Management of dementia
Decision aids, advanced care planning (ACP), collaboration with a case manager (CM) and practice guidelines are all interventions with variable impact on helping facilitate the management of dementia in primary care20,22−26 (Table 2). A CM in particular, such as a nurse specialized in care of older adults, can be an asset to a primary care team with the collective goal of collaborating towards meeting the needs of the patient-caregiver dyad28. In the case management intervention group of a randomized controlled trial, neuropsychiatric symptoms of dementia decreased (Mean Effect Size (MES) = 0.88), as well as the numbers of hospital (MES = 0.66) and emergency department admissions (MES = 0.17)23. However, it was found that there was a lack of successful implementation of a CM into care teams within primary care because of the absence of CMs within the primary care setting, and 52% of CMs reported ineffective communication between the CM and FPs23.
Only one systematic review looked at pharmacological treatments in the context of primary care8. There was no clinically important difference observed on neuropsychiatric symptoms between patients with mild to moderate Alzheimer’s disease taking cholinesterase inhibitors versus placebo8.

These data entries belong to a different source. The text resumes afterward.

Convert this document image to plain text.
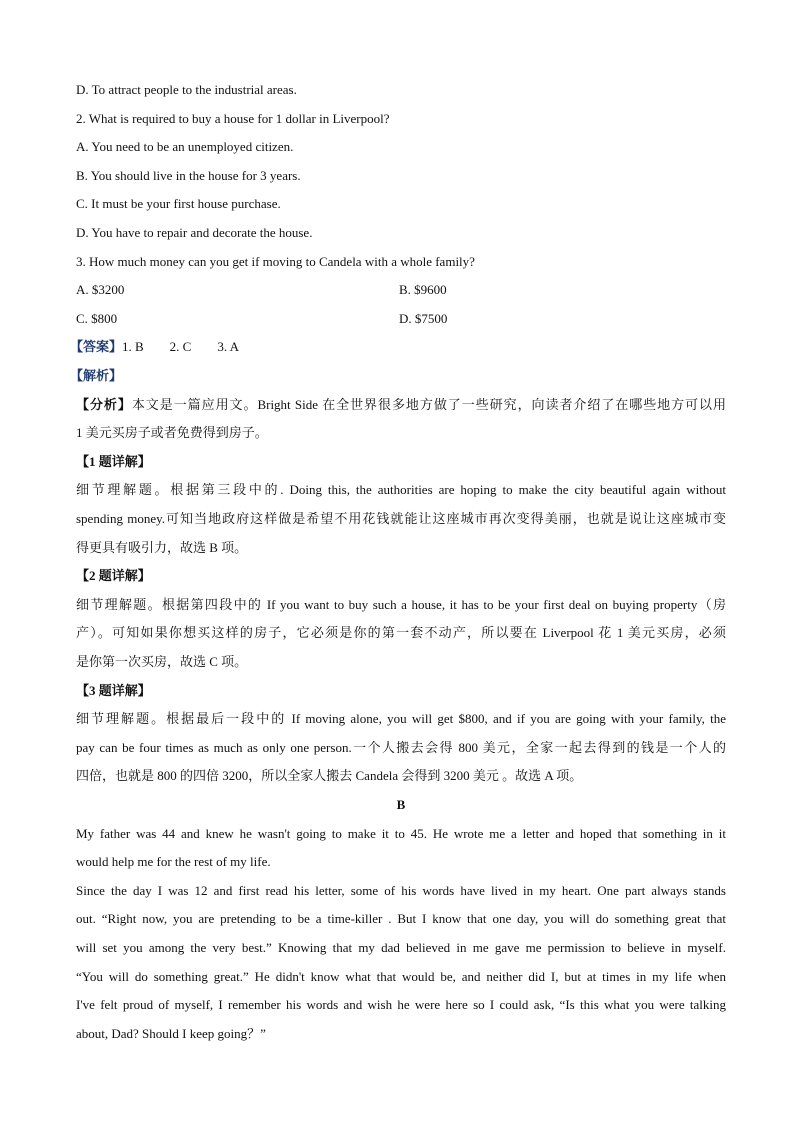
D. To attract people to the industrial areas.
2. What is required to buy a house for 1 dollar in Liverpool?
A. You need to be an unemployed citizen.
B. You should live in the house for 3 years.
C. It must be your first house purchase.
D. You have to repair and decorate the house.
3. How much money can you get if moving to Candela with a whole family?
A. $3200	B. $9600
C. $800	D. $7500
【答案】1. B        2. C        3. A
【解析】
【分析】本文是一篇应用文。Bright Side 在全世界很多地方做了一些研究，向读者介绍了在哪些地方可以用
1 美元买房子或者免费得到房子。
【1 题详解】
细节理解题。根据第三段中的. Doing this, the authorities are hoping to make the city beautiful again without
spending money.可知当地政府这样做是希望不用花钱就能让这座城市再次变得美丽，也就是说让这座城市变
得更具有吸引力，故选 B 项。
【2 题详解】
细节理解题。根据第四段中的 If you want to buy such a house, it has to be your first deal on buying property（房
产）。可知如果你想买这样的房子，它必须是你的第一套不动产，所以要在 Liverpool 花 1 美元买房，必须
是你第一次买房，故选 C 项。
【3 题详解】
细节理解题。根据最后一段中的 If moving alone, you will get $800, and if you are going with your family, the
pay can be four times as much as only one person.一个人搬去会得 800 美元，全家一起去得到的钱是一个人的
四倍，也就是 800 的四倍 3200，所以全家人搬去 Candela 会得到 3200 美元 。故选 A 项。
B
My father was 44 and knew he wasn't going to make it to 45. He wrote me a letter and hoped that something in it
would help me for the rest of my life.
Since the day I was 12 and first read his letter, some of his words have lived in my heart. One part always stands
out. “Right now, you are pretending to be a time-killer . But I know that one day, you will do something great that
will set you among the very best.” Knowing that my dad believed in me gave me permission to believe in myself.
“You will do something great.” He didn't know what that would be, and neither did I, but at times in my life when
I've felt proud of myself, I remember his words and wish he were here so I could ask, “Is this what you were talking
about, Dad? Should I keep going？”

Supporting caregivers of people with dementia
FPs reported feeling highly involved in dementia care29. However, family caregivers reported that communication with the FPs was unsatisfactory, specifically around awareness of daily care problems (e.g. neuropsychiatric symptoms)29. The primary care educational intervention, Resources for Enhancing Alzheimer’s Caregiver Health (Department of Veterans Affairs) (REACH VA), involves a trained coach who provides sessions to the caregiver on topics relating to self-care, problem solving, mood management and stress management30. REACH VA was successful at increasing carer ability to manage problem behaviours and improved outcomes for caregivers, such as decreased burden, depression and caregiving frustrations28,29. A meta-analysis showed that 58% (95% CI: 43%-72%) of family caregivers were in favor of early dementia diagnosis, 50% (95% CI: 35%-65%) needed education on dementia, and 23% (95% CI: 17%-31%) needed in-home support31.